Diplomarbeit, 2010
105 Seiten, Note: 1,6
1. Einleitung
2. Erwachsenenbildung/ Weiterbildung
3. Terminologische Abgrenzungen zentraler Begriffe
3.1 Beruf
3.2 Verberuflichung
3.3 Professionalisierung
3.4 Professionalität
3.5 Profession
4. Einschlägige (Theorie-)Positionen zur Profession(alisierung)
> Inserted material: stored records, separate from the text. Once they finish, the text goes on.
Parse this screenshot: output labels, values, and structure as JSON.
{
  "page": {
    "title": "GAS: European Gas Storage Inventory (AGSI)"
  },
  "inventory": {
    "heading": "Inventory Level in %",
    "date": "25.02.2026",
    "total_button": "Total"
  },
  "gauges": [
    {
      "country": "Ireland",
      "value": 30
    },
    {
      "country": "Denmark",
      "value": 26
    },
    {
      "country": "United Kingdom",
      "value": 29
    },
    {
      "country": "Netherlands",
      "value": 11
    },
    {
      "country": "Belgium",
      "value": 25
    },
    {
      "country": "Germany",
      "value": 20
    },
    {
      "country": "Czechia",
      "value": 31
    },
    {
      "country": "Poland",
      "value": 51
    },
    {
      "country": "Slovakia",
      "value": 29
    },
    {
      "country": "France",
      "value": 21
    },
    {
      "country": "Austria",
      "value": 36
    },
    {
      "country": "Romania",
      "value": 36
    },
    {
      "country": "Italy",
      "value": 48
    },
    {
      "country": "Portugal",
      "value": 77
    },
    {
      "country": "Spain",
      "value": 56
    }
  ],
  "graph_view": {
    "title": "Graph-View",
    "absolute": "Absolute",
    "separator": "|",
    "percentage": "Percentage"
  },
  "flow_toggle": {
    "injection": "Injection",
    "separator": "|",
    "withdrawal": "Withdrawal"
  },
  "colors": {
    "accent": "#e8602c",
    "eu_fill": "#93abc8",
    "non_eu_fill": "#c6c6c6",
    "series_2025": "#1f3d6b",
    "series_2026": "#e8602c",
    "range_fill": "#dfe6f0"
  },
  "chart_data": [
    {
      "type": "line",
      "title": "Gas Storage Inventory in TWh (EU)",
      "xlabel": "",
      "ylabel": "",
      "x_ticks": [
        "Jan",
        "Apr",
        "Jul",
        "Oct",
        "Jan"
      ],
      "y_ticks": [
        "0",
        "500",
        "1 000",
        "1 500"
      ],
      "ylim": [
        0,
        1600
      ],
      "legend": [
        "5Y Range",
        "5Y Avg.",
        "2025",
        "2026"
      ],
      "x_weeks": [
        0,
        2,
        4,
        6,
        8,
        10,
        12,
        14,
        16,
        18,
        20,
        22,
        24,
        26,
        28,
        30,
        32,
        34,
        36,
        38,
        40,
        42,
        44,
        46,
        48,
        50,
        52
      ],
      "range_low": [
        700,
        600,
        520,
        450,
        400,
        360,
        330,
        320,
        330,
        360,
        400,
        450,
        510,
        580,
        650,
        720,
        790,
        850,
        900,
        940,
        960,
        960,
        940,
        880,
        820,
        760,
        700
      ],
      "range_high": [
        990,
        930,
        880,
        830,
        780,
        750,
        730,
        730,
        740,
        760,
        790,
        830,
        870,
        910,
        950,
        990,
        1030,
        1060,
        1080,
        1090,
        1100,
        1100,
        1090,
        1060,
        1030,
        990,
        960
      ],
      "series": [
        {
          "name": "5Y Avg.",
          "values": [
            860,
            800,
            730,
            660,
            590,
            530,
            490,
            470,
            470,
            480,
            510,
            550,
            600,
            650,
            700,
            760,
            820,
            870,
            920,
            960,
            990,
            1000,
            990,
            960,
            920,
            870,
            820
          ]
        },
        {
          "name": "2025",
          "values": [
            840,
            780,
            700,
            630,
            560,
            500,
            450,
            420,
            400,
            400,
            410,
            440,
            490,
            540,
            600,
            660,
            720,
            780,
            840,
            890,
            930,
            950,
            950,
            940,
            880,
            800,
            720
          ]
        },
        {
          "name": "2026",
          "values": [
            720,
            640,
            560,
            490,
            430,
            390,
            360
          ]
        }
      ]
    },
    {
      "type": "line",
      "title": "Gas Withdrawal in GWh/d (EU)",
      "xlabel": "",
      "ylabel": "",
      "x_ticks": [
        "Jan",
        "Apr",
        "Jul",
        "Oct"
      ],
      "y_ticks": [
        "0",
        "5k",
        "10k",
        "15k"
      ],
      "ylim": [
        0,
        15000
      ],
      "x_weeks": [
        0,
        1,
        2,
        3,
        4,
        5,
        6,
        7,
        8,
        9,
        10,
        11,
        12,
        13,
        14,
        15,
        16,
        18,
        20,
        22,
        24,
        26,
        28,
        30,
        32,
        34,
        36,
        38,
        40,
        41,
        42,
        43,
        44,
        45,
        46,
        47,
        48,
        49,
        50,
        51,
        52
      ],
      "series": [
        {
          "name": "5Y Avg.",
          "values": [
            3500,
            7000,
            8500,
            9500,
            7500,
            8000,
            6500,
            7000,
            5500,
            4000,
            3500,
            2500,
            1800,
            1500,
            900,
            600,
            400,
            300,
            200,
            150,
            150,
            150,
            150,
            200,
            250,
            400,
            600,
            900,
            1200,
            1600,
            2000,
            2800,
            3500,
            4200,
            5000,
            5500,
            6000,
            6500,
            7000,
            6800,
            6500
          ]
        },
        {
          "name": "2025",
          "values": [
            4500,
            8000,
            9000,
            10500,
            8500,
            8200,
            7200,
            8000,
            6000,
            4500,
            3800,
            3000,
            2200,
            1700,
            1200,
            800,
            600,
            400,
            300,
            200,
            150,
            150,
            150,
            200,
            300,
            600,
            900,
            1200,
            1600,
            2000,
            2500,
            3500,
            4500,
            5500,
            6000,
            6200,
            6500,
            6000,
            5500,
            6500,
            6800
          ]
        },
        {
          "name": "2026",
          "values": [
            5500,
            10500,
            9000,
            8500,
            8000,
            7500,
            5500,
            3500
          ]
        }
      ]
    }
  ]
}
4.1 Soziologische Positionen
4.2 Erwachsenenpädagogische Positionen
4.3 Zusammenfassung
5. Die Entwicklung der Verberuflichung und Professionalisierung in der Weiterbildung
6. Der aktuelle Professionalisierungstand der allgemeinen und beruflichen/ betrieblichen Weiterbildung
6.1 Dienstleistungsberuf mit gesellschaftlichem Zentralwertbezug/ Fest umrissenes Tätigkeitsbündel
6.2 Soziale und berufliche Lage des Weiterbildungspersonals
6.3 Reglementierter Berufszugang/ spezialisierte, akademische Ausbildung
6.4 Kontinuierliche Weiterbildung
6.5 Fazit
7. Professionalität des Weiterbildungspersonals als Handlungsfeld der Europäischen Union
8. Die Beschäftigungs- und Professionalisierungssituation von Weiterbildnern in Österreich
8.1 Der österreichische Weiterbildungssektor und seine Struktur
8.2 Die Datenlage
8.3 Das Berufsfeld Weiterbildung und der Stand der Professionalisierung in Österreich
8.4 Die Beschäftigungsverhältnisse des Weiterbildungspersonals in Österreich
9. Vergleich der Beschäftigungs- und Professionalisierungssituation zwischen Deutschland und Österreich
Die vorliegende Arbeit untersucht das Berufsfeld Weiterbildung im Hinblick auf seine Professionalisierung. Ziel ist es, zu ermitteln, inwieweit das Tätigkeitsfeld als Profession bezeichnet werden kann und welche Zusammenhänge zwischen den Professionsmerkmalen und der Beschäftigungssituation von Weiterbildnern in Deutschland bestehen. Im internationalen Vergleich wird zudem die Situation in Österreich analysiert.
3.1 Beruf
„Der Berufsbegriff, der aus der Alltagssprache in die Sprache der Wissenschaft integriert wurde, ist mehrdeutig und vielschichtig“ (s. Übers. 1 bei Dostal u.a. 1998, S.442) und findet seinen Ursprung in Luthers Bibelübersetzung aus der Reformationszeit. Luther verstand den Beruf als „Ruf Gottes zur Dienstbereitschaft in der Gesellschaft und zur christlichen Lebensführung“ (vgl. Stratmann 1967). Die Arbeit soll in diesem Zusammenhang dem Lebensunterhalt dienen, wobei der Einzelne von Gott zur jeweiligen Tätigkeit, dem Beruf, berufen wird. Nachdem der Beruf bis zum 18. Jahrhundert abhängig von der Standeszugehörigkeit und der göttlichen Berufung war, löste sich der Berufsbegriff im Laufe des 19. Jahrhunderts von seiner religiösen Herkunft und wird im Sinne der allgemeine Verwendung auf die Erwerbsarbeit verwendet.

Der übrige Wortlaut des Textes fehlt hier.